The Primary Vocation Is to Imitate Christ by Leaving All Things

Over at Whosoever Desires..., Nathan O'Halloran, SJ discusses celibacy in religious orders and in the diocesan priesthood: "But for a diocesan priest, celibacy is not a vocation in the same sense. It does not ontologically define his relationship with God in the same way that it does for a monk, a Jesuit, a religious. It is a discipline that practically, rather than vocationally — the language is strained here — defines these relationships." This is indeed a common conception about the diocesan priesthood, and characteristic enough of diocesan vocation drives. Many vocation videos show priests helping people, and few stress as primary the call to leave all things. In other words, the priesthood is presented as a job for which administrative abilities and people skills are the main qualifications. And yet, there is a theological ideal for the priesthood that too often has been forgotten.

Here's Hans Urs von Balthasar describing the original lay trajectory of Ignatius of Loyola's foundation of the Society of Jesus – the Jesuits:
"The time no longer existed, and had not yet arrived again, in which laymen could be given the specific tasks that belonged to the professed in the Society of Jesus [Jesuits]; there was no reason, still less any possibility, to depart from the usual union of 'clericus' and 'priest' in the traditional sense. It was already audacious enough when Ignatius placed his apostles in the midst of the turmoil of the world without any monastery or prayer in choir. The significant mark of his personal disposition remains the fact that he expected indifference of every single one of the novices who entered with regard to whether or not they would study, whether they would become priests or layment. For him, the one thing necessary was the primary religious attitude of indifference, and priesthood or laity were, so to speak, a secondary matter contained within this indifference, which, once the divine vocation to the religious state had been grasped and accepted, awaited further specification from the mouth of the superior. Ignatius thereby said implicitly, in accordance with the original view of all the older Orders, that the primary vocation was not to the priesthood but to the imitation of Christ in the act of 'leaving all things.' whereas the determination to become a priest was a matter for the superiors in the Church or the Order. Recently, a Roman declaration has established the Church's relation to the priestly vocation in the same sense. [footnote 17: Cf. Acta Apostolicae Sedis, July 15, 1912]" 
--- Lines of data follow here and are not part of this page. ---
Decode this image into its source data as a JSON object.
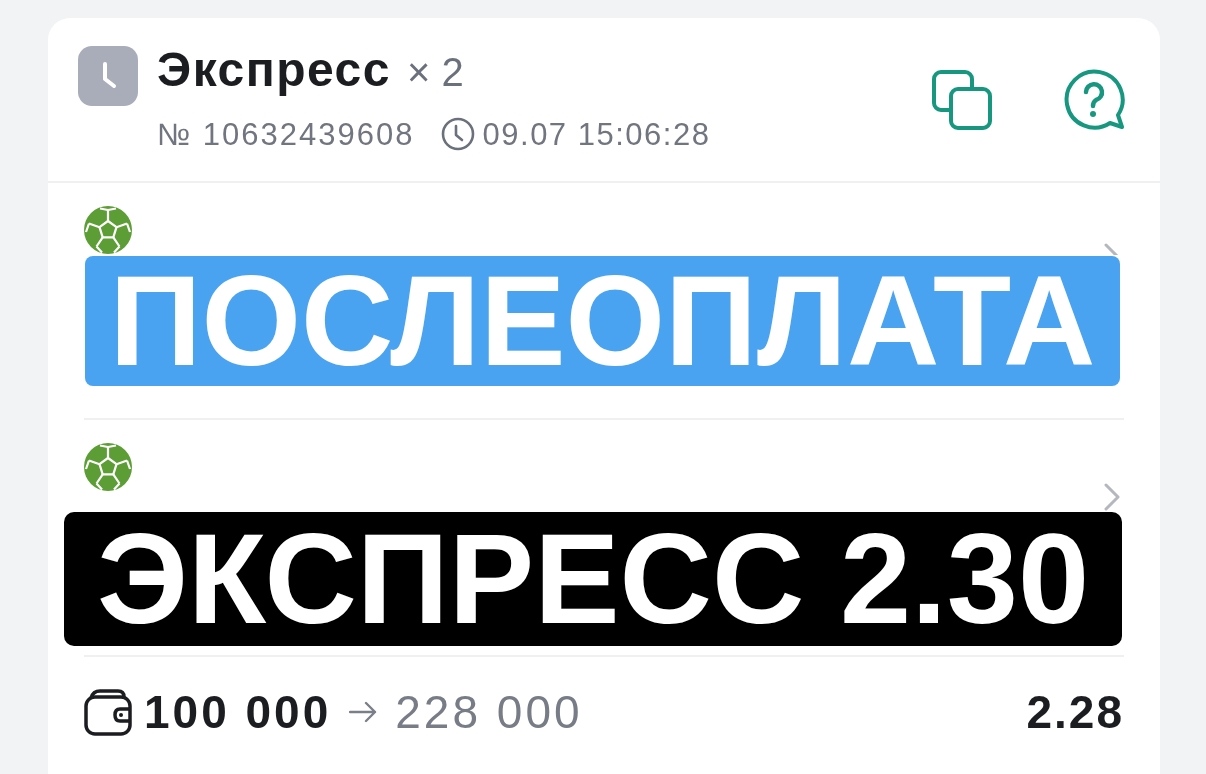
{
  "bet": {
    "title": "Экспресс",
    "count": "× 2",
    "number": "№ 10632439608",
    "datetime": "09.07 15:06:28"
  },
  "events": [
    {
      "kind": "football"
    },
    {
      "kind": "football"
    }
  ],
  "overlay_captions": [
    {
      "text": "ПОСЛЕОПЛАТА",
      "color": "#4aa3f0"
    },
    {
      "text": "ЭКСПРЕСС 2.30",
      "color": "#000000"
    }
  ],
  "footer": {
    "stake": "100 000",
    "payout": "228 000",
    "odds": "2.28"
  }
}
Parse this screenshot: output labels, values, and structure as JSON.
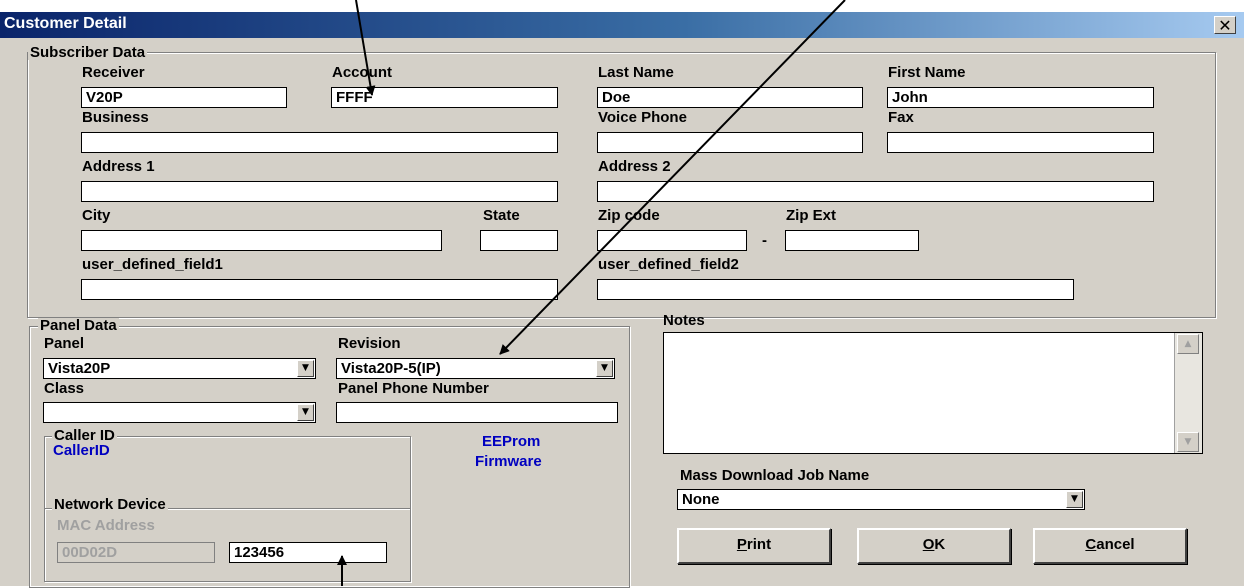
{
  "window": {
    "title": "Customer Detail",
    "close_glyph": "✕"
  },
  "subscriber": {
    "legend": "Subscriber Data",
    "receiver_label": "Receiver",
    "receiver_value": "V20P",
    "account_label": "Account",
    "account_value": "FFFF",
    "last_name_label": "Last Name",
    "last_name_value": "Doe",
    "first_name_label": "First Name",
    "first_name_value": "John",
    "business_label": "Business",
    "business_value": "",
    "voice_phone_label": "Voice Phone",
    "voice_phone_value": "",
    "fax_label": "Fax",
    "fax_value": "",
    "address1_label": "Address 1",
    "address1_value": "",
    "address2_label": "Address 2",
    "address2_value": "",
    "city_label": "City",
    "city_value": "",
    "state_label": "State",
    "state_value": "",
    "zip_label": "Zip code",
    "zip_value": "",
    "zip_sep": "-",
    "zip_ext_label": "Zip Ext",
    "zip_ext_value": "",
    "udf1_label": "user_defined_field1",
    "udf1_value": "",
    "udf2_label": "user_defined_field2",
    "udf2_value": ""
  },
  "panel": {
    "legend": "Panel Data",
    "panel_label": "Panel",
    "panel_value": "Vista20P",
    "revision_label": "Revision",
    "revision_value": "Vista20P-5(IP)",
    "class_label": "Class",
    "class_value": "",
    "phone_label": "Panel Phone Number",
    "phone_value": "",
    "caller_legend": "Caller ID",
    "caller_value": "CallerID",
    "eeprom": "EEProm",
    "firmware": "Firmware",
    "network_legend": "Network Device",
    "mac_label": "MAC Address",
    "mac_prefix": "00D02D",
    "mac_suffix": "123456"
  },
  "notes": {
    "label": "Notes",
    "value": ""
  },
  "mass_download": {
    "label": "Mass Download Job Name",
    "value": "None"
  },
  "buttons": {
    "print_accel": "P",
    "print_rest": "rint",
    "ok_accel": "O",
    "ok_rest": "K",
    "cancel_accel": "C",
    "cancel_rest": "ancel"
  },
  "icons": {
    "dropdown": "chevron-down-icon",
    "scroll_up": "arrow-up-icon",
    "scroll_down": "arrow-down-icon"
  },
  "colors": {
    "title_start": "#0a246a",
    "title_end": "#a6caf0",
    "face": "#d4d0c8",
    "label_blue": "#0000c0"
  }
}
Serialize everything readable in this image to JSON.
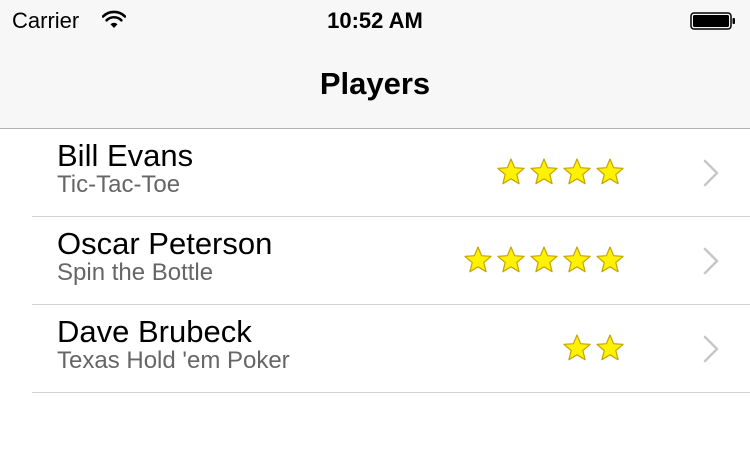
{
  "status_bar": {
    "carrier": "Carrier",
    "time": "10:52 AM",
    "wifi_icon": "wifi-icon",
    "battery_icon": "battery-icon"
  },
  "nav": {
    "title": "Players"
  },
  "colors": {
    "star_fill": "#FFF200",
    "star_stroke": "#C8A400",
    "chevron": "#c7c7cc",
    "separator": "#d0d0d4",
    "subtitle": "#666666"
  },
  "players": [
    {
      "name": "Bill Evans",
      "game": "Tic-Tac-Toe",
      "rating": 4
    },
    {
      "name": "Oscar Peterson",
      "game": "Spin the Bottle",
      "rating": 5
    },
    {
      "name": "Dave Brubeck",
      "game": "Texas Hold 'em Poker",
      "rating": 2
    }
  ]
}
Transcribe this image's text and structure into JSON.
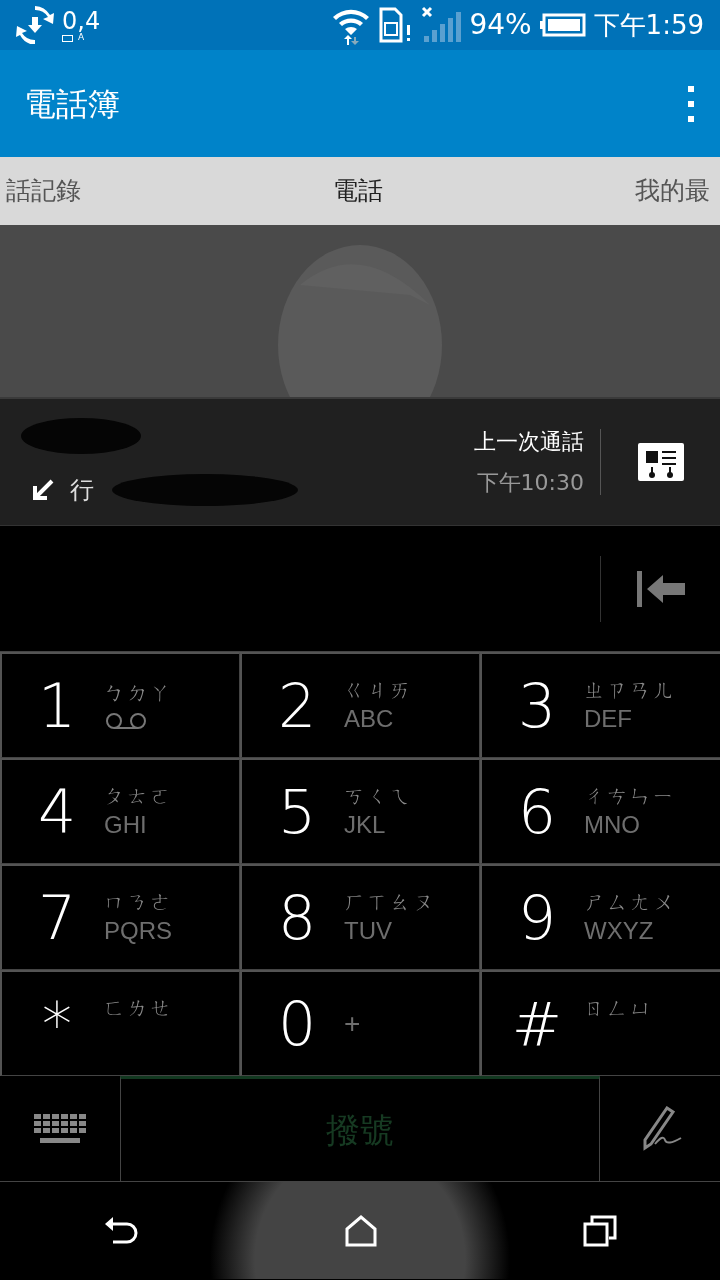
{
  "status_bar": {
    "speed": "0,4",
    "speed_unit": "A",
    "battery": "94%",
    "time": "下午1:59"
  },
  "app_bar": {
    "title": "電話簿"
  },
  "tabs": [
    {
      "label": "話記錄",
      "selected": false
    },
    {
      "label": "電話",
      "selected": true
    },
    {
      "label": "我的最",
      "selected": false
    }
  ],
  "contact": {
    "call_type": "行",
    "last_call_label": "上一次通話",
    "last_call_time": "下午10:30"
  },
  "keypad": [
    {
      "digit": "1",
      "bopomofo": "ㄅㄉㄚ",
      "kind": "voicemail"
    },
    {
      "digit": "2",
      "bopomofo": "ㄍㄐㄞ",
      "letters": "ABC",
      "kind": "letters"
    },
    {
      "digit": "3",
      "bopomofo": "ㄓㄗㄢㄦ",
      "letters": "DEF",
      "kind": "letters"
    },
    {
      "digit": "4",
      "bopomofo": "ㄆㄊㄛ",
      "letters": "GHI",
      "kind": "letters"
    },
    {
      "digit": "5",
      "bopomofo": "ㄎㄑㄟ",
      "letters": "JKL",
      "kind": "letters"
    },
    {
      "digit": "6",
      "bopomofo": "ㄔㄘㄣㄧ",
      "letters": "MNO",
      "kind": "letters"
    },
    {
      "digit": "7",
      "bopomofo": "ㄇㄋㄜ",
      "letters": "PQRS",
      "kind": "letters"
    },
    {
      "digit": "8",
      "bopomofo": "ㄏㄒㄠㄡ",
      "letters": "TUV",
      "kind": "letters"
    },
    {
      "digit": "9",
      "bopomofo": "ㄕㄙㄤㄨ",
      "letters": "WXYZ",
      "kind": "letters"
    },
    {
      "digit": "*",
      "bopomofo": "ㄈㄌㄝ",
      "kind": "plain"
    },
    {
      "digit": "0",
      "letters": "+",
      "kind": "plus"
    },
    {
      "digit": "#",
      "bopomofo": "ㄖㄥㄩ",
      "kind": "plain"
    }
  ],
  "dial_button": {
    "label": "撥號",
    "disabled": true
  }
}
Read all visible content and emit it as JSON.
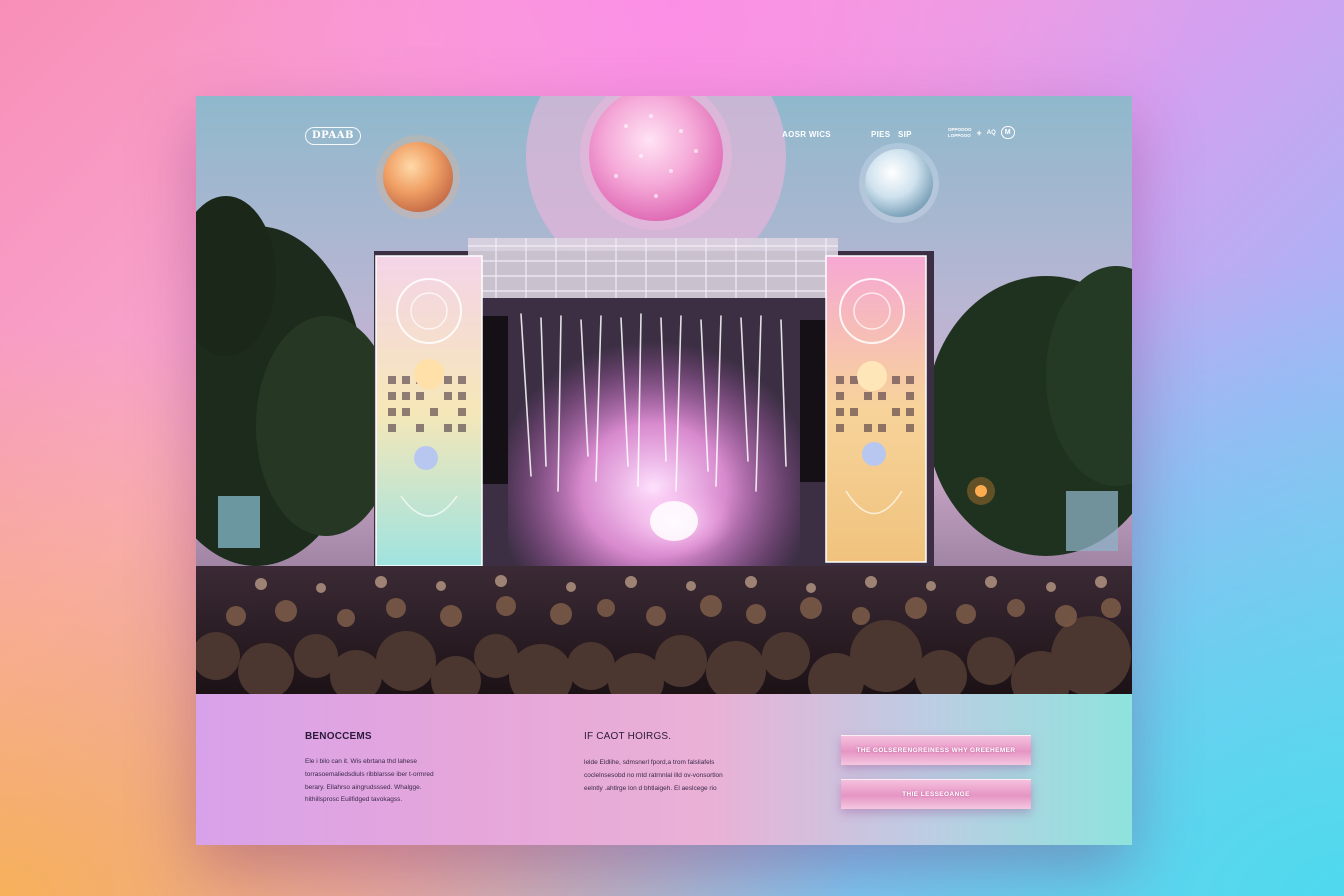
{
  "nav": {
    "logo": "DPAAB",
    "link_1": "AOSR WICS",
    "link_2": "PIES",
    "link_3": "SIP",
    "right_line_1": "OPPOOOO",
    "right_line_2": "LOPPOOO",
    "right_plus": "+",
    "right_small": "AQ",
    "right_pill": "M"
  },
  "footer": {
    "col1_title": "BENOCCEMS",
    "col1_lines": [
      "Ele i bilo can it. Wis ebrtana thd lahese",
      "torrasoemaliedsdiuls ribblarsse iber t-ormred",
      "berary. Ellahrso aingrudsssed. Whalgge.",
      "hithillsprosc Euilfidged tavokagss."
    ],
    "col2_title": "IF CAOT HOIRGS.",
    "col2_lines": [
      "lelde Eldlihe, sdmsnerl fpord,a trom falsliafels",
      "coclelnsesobd no mtd ratrnnlal illd ov-vonsortlon",
      "eelntly .ahtlrge lon d bhtlaigeh. El aeslcege rio"
    ],
    "btn_primary": "THE GOLSERENGREINESS WHY GREEHEMER",
    "btn_secondary": "THIE LESSEOANGE"
  },
  "colors": {
    "accent_pink": "#e695c4",
    "dark_text": "#2a1a3a",
    "teal_edge": "#8ee3dd"
  },
  "icons": [
    "rose-gold-disco-ball-icon",
    "pink-disco-ball-icon",
    "silver-disco-ball-icon"
  ]
}
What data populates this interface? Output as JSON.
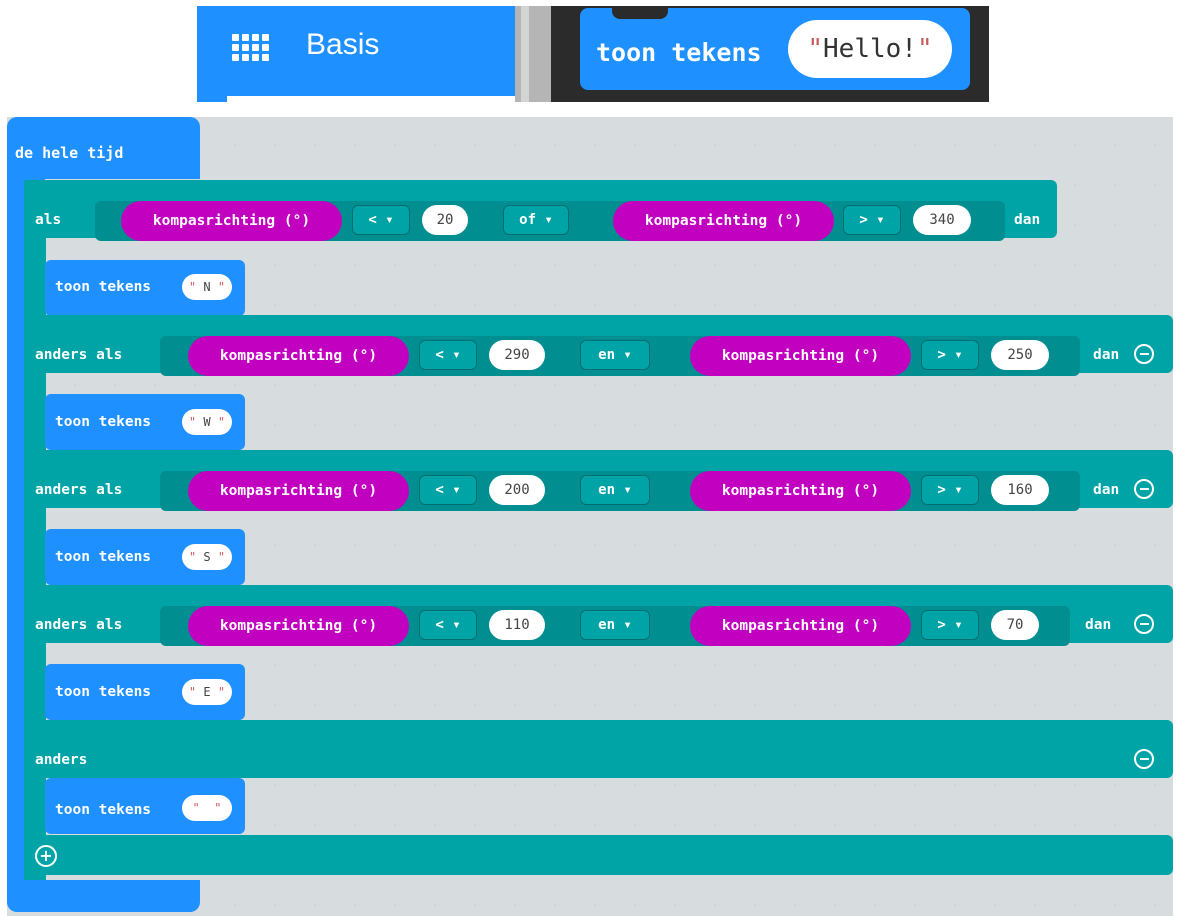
{
  "category": {
    "label": "Basis"
  },
  "sample": {
    "label": "toon tekens",
    "value": "Hello!"
  },
  "forever": {
    "label": "de hele tijd"
  },
  "if": {
    "label": "als",
    "then": "dan",
    "clauses": [
      {
        "left": "kompasrichting (°)",
        "left_op": "< ▾",
        "left_value": "20",
        "join": "of ▾",
        "right": "kompasrichting (°)",
        "right_op": "> ▾",
        "right_value": "340"
      },
      {
        "left": "kompasrichting (°)",
        "left_op": "< ▾",
        "left_value": "290",
        "join": "en ▾",
        "right": "kompasrichting (°)",
        "right_op": "> ▾",
        "right_value": "250"
      },
      {
        "left": "kompasrichting (°)",
        "left_op": "< ▾",
        "left_value": "200",
        "join": "en ▾",
        "right": "kompasrichting (°)",
        "right_op": "> ▾",
        "right_value": "160"
      },
      {
        "left": "kompasrichting (°)",
        "left_op": "< ▾",
        "left_value": "110",
        "join": "en ▾",
        "right": "kompasrichting (°)",
        "right_op": "> ▾",
        "right_value": "70"
      }
    ],
    "else_if_label": "anders als",
    "else_label": "anders"
  },
  "shows": [
    {
      "label": "toon tekens",
      "value": "N"
    },
    {
      "label": "toon tekens",
      "value": "W"
    },
    {
      "label": "toon tekens",
      "value": "S"
    },
    {
      "label": "toon tekens",
      "value": "E"
    },
    {
      "label": "toon tekens",
      "value": ""
    }
  ],
  "colors": {
    "basic": "#1e90ff",
    "logic": "#00a4a6",
    "input": "#c200c0",
    "workspace": "#ecf0f1"
  }
}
Balthasar, The Laity and the Life of the Counsels, 83-84. Emphasis mine.
And this is Joseph Ratzinger's description of the reason for celibacy in the West:
"The Latin Church has expressly underscored this strictly charismatic character of priestly ministry by linking – in accord with ancient Church tradition – priesthood with virginity, which clearly can be understood only as a personal charism, never simply as an official qualification"
Ratzinger, "The Theological Locus of Ecclesial Movements," May 1998. Emphasis mine. 
Ideally, then, dioceses would have vocation weekends, not for men who have already decided to be priests, but for all men and women to discern what God wants of them.